Saturday, January 22, 2022

Reforma eléctrica puede tensar la primera reunión de López Obrador y Biden

El presidente de EEUU Joe Biden. EFE/EPA/Chris Kleponis / POOL/Archivo

México, 28 feb (EFE).- La polémica reforma eléctrica de México y la visión contra las energías verdes corren el riesgo de convertirse en la principal diferencia política del presidente Andrés Manuel López Obrador en su primera reunión este lunes con su homólogo estadounidense Joe Biden en una cara a cara clave para las relaciones bilaterales.

La reunión virtual ocurrirá una semana después de que la Cámara de Diputados de México aprobó la reforma a la Ley de la Industria Eléctrica, que privilegia a la Comisión Federal de Electricidad (CFE) en detrimento de las empresas privadas, sobre todo extranjeras y de renovables, y que constituye una apuesta a contracorriente de México en beneficio del petróleo frente a las energías solar y eólica.

DEFENSA DE LA ‘SOBERANÍA’

La iniciativa de López Obrador, ahora en el Senado, eliminará el criterio económico para siempre despachar primero la electricidad de las plantas hidroeléctricas y de combustibles fósiles de la CFE sobre las centrales privadas de renovables y de ciclo combinado.

También, de forma retroactiva, ordena revisar los contratos previos del Gobierno con particulares y cambia las reglas de los Certificados de Energía Limpia (CEL) para darlos a plantas viejas de la CFE.

El presidente mexicano ha argumentado que es su deber defender la “soberanía”, pero supone cuestionar las inversiones de empresas norteamericanas y europeas en el sector energético que constituye una expropiación encubierta y que implicará la presentación de múltiples demandas en tribunales internacionales.
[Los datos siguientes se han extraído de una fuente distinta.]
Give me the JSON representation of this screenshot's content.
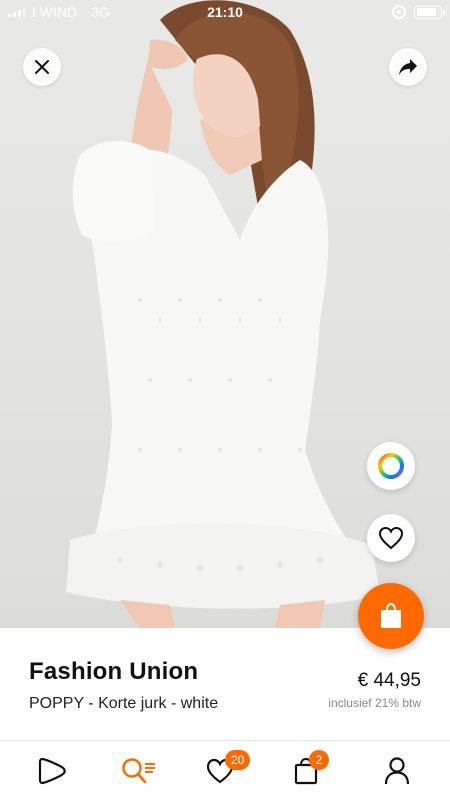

Fotografía del pasado 24 de febrero de 2021 del mandatario mexicano, Andrés Manuel López Obrador, durante un acto protocolario en la ciudad de Iguala en el estado de Guerrero (México). EFE/David Guzmán

“Avanzaron bastante en la privatización del petróleo y de la industria eléctrica, pero afortunadamente se dio el cambio, el pueblo dijo ‘basta con la robadera, con el saqueo’, sobre todo de empresas extranjeras”, manifestó este domingo López Obrador para justificar su apuesta por una vuelta al monopolio en el sector energético.

Pero el Gobierno no puede escudarse en la “soberanía” porque firmó el Tratado entre México, Estados Unidos y Canadá (T-MEC) y el Acuerdo de París, opina Emerson Segura, investigador del Centro de Estudios Internacionales Gilberto Bosques (CEI).

UNA NUEVA RELACIÓN

El tono defensivo de López Obrador frente a Biden contrasta con el que tuvo con Donald Trump, quien consiguió que México desplegara a la Guardia Nacional en su frontera sur para detener a los migrantes centroamericanos.
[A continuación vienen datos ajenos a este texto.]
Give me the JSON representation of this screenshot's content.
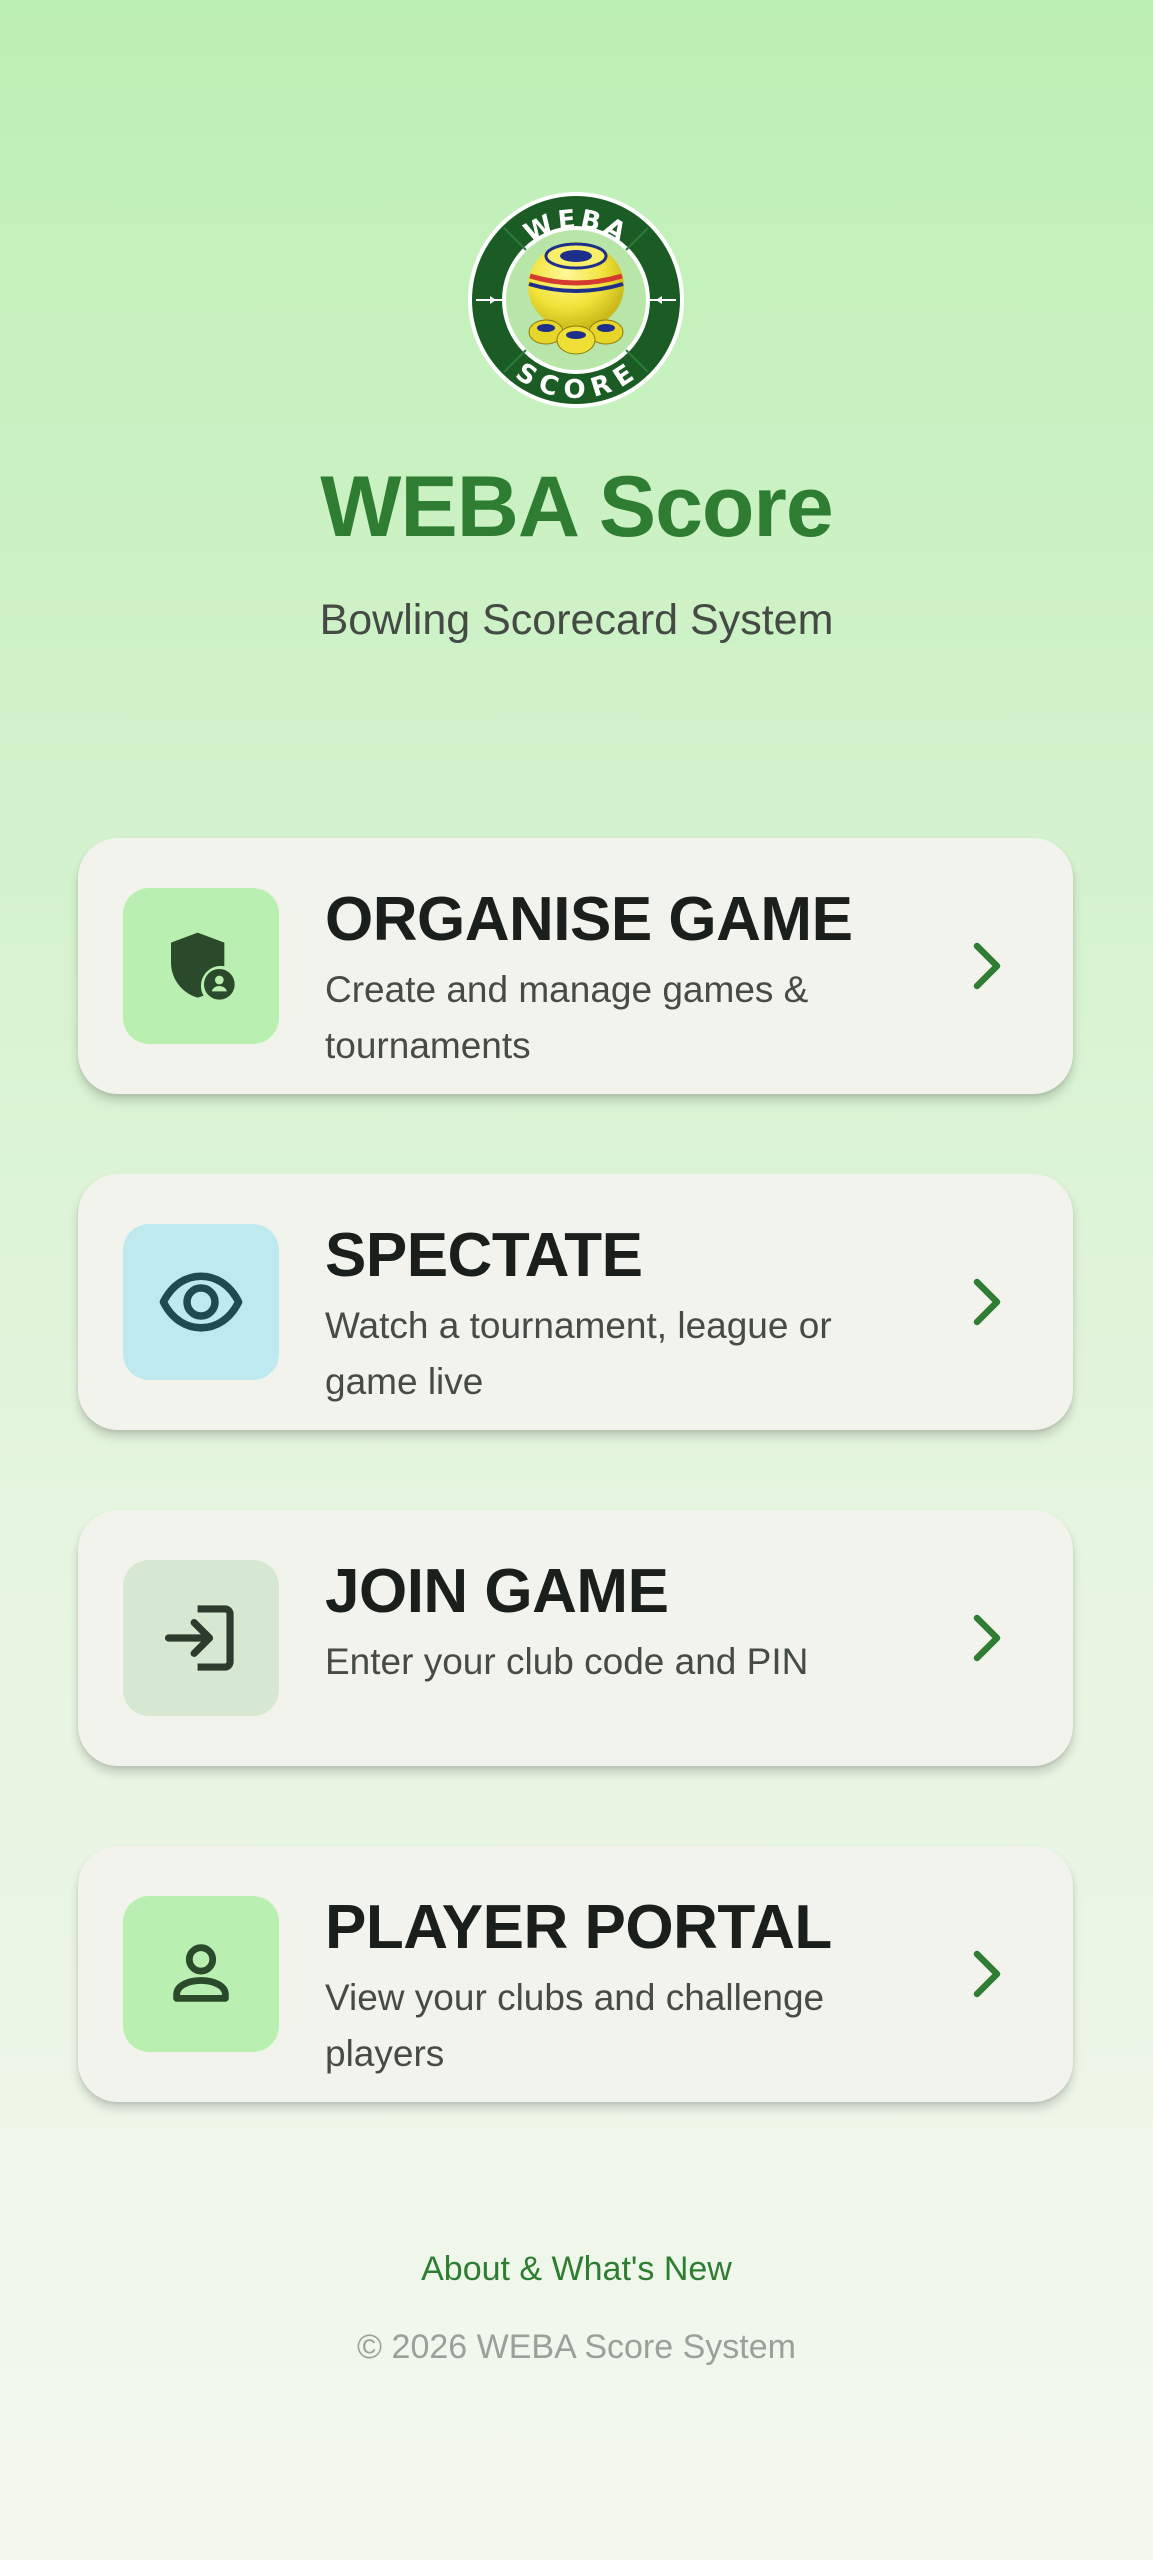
{
  "header": {
    "logo_icon": "weba-score-bowls-logo-icon",
    "logo_top_text": "WEBA",
    "logo_bottom_text": "SCORE",
    "title": "WEBA Score",
    "subtitle": "Bowling Scorecard System"
  },
  "menu": [
    {
      "title": "ORGANISE GAME",
      "description": "Create and manage games & tournaments",
      "icon": "shield-person-icon",
      "icon_bg": "#b9f0b1"
    },
    {
      "title": "SPECTATE",
      "description": "Watch a tournament, league or game live",
      "icon": "eye-icon",
      "icon_bg": "#bde9ef"
    },
    {
      "title": "JOIN GAME",
      "description": "Enter your club code and PIN",
      "icon": "login-arrow-icon",
      "icon_bg": "#d6e8d2"
    },
    {
      "title": "PLAYER PORTAL",
      "description": "View your clubs and challenge players",
      "icon": "person-icon",
      "icon_bg": "#b9f0b1"
    }
  ],
  "footer": {
    "about_link": "About & What's New",
    "copyright": "© 2026 WEBA Score System"
  },
  "colors": {
    "accent": "#2e7d32",
    "card_bg": "#f2f3ed",
    "title_text": "#1b1f1b"
  }
}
Por ello, Segura considera “poco creíble” el argumento de la soberanía del Gobierno de México, que además ha adoptado argumentos contra las energías limpias similares a los del Partido Republicano de Estados Unidos.
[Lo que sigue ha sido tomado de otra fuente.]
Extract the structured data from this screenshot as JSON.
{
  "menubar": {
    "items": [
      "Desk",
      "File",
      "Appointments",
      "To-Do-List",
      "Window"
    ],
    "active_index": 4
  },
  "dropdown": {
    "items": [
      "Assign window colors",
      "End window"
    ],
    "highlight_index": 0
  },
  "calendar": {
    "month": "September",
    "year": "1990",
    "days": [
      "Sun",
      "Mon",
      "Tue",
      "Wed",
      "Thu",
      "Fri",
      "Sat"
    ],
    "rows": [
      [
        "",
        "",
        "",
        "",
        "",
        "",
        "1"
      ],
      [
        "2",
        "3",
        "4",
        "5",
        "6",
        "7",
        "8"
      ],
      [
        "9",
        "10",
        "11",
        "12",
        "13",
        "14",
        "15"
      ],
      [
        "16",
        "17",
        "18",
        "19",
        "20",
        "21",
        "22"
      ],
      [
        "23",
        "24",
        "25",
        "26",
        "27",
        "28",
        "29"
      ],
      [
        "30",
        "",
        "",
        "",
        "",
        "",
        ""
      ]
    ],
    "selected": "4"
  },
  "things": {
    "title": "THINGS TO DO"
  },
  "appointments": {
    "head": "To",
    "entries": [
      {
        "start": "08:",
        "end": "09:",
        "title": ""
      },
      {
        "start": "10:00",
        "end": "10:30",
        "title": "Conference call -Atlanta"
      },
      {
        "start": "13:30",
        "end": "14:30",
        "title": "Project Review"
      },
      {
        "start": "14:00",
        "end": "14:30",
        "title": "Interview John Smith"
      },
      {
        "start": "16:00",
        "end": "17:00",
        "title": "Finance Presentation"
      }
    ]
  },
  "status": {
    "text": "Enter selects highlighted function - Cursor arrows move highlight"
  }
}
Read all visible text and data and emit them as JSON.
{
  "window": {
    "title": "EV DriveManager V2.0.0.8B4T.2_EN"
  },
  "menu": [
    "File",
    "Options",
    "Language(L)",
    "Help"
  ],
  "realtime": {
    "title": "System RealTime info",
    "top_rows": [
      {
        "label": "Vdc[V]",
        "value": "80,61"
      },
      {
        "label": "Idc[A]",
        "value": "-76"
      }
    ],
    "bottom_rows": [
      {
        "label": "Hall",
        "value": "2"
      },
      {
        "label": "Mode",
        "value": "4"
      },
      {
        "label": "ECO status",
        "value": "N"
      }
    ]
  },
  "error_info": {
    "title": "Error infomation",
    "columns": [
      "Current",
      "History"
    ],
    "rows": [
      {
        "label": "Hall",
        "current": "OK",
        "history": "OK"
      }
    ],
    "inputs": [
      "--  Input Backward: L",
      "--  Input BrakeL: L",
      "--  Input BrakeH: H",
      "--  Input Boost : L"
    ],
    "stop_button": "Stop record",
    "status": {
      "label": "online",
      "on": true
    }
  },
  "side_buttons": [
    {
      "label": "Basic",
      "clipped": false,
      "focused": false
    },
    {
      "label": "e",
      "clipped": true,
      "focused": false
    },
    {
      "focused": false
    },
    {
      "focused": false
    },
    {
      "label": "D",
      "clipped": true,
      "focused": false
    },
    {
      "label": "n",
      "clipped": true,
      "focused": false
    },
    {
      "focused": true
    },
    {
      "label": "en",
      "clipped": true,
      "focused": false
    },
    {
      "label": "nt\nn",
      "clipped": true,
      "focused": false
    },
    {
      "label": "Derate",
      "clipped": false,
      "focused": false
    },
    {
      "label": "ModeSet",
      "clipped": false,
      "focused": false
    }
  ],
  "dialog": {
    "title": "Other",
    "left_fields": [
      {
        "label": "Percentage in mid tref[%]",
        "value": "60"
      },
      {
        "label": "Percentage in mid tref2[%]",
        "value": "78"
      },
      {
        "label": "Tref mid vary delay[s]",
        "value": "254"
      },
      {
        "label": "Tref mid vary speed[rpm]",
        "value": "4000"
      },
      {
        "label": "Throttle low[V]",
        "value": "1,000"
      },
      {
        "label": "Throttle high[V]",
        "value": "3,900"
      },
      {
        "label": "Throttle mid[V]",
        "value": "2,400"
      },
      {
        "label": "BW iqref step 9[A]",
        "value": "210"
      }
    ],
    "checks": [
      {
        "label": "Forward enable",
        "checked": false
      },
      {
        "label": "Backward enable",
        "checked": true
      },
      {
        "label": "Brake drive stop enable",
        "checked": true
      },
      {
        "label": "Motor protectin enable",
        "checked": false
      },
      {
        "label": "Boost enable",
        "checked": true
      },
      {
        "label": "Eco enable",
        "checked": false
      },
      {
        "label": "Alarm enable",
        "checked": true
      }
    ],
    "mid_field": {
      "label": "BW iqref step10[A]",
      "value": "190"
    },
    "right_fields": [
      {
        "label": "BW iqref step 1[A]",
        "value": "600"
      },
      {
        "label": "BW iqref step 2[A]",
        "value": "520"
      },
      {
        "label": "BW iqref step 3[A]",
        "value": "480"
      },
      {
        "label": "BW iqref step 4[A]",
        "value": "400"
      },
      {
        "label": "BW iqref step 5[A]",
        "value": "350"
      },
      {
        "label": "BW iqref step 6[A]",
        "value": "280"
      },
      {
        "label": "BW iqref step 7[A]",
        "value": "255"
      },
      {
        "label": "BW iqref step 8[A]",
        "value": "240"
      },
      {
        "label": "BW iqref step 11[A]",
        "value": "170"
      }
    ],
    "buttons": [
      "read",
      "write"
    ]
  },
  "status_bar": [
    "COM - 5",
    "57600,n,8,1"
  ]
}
“Parece que México reaccionaba con la zanahoria y el garrote, que el Gobierno mexicano respondía a la lógica de Trump y que se sentía bastante cómodo aunque funcionaba a partir de la amenaza”, sugiere.

MAYOR PRESIÓN

La presión de Washington ya se materializa con el reclamo de certidumbre para las inversiones que hizo el Departamento de Estado la semana pasada, apunta Brenda Estefan.

En tanto, la próxima Representante de Comercio de Estados Unidos, Katherine Tai, ha advertido que el cumplimiento del T-MEC será prioritario.

El sector energético es uno de los seis temas que contemplan paneles de resolución de controversias bajo el T-MEC, recuerda la analista.

“Estados Unidos no está expresando su opinión respecto a cuestiones internas de la CFE, sino respecto a cuestiones violatorias de lo establecido en el T-MEC”, señala.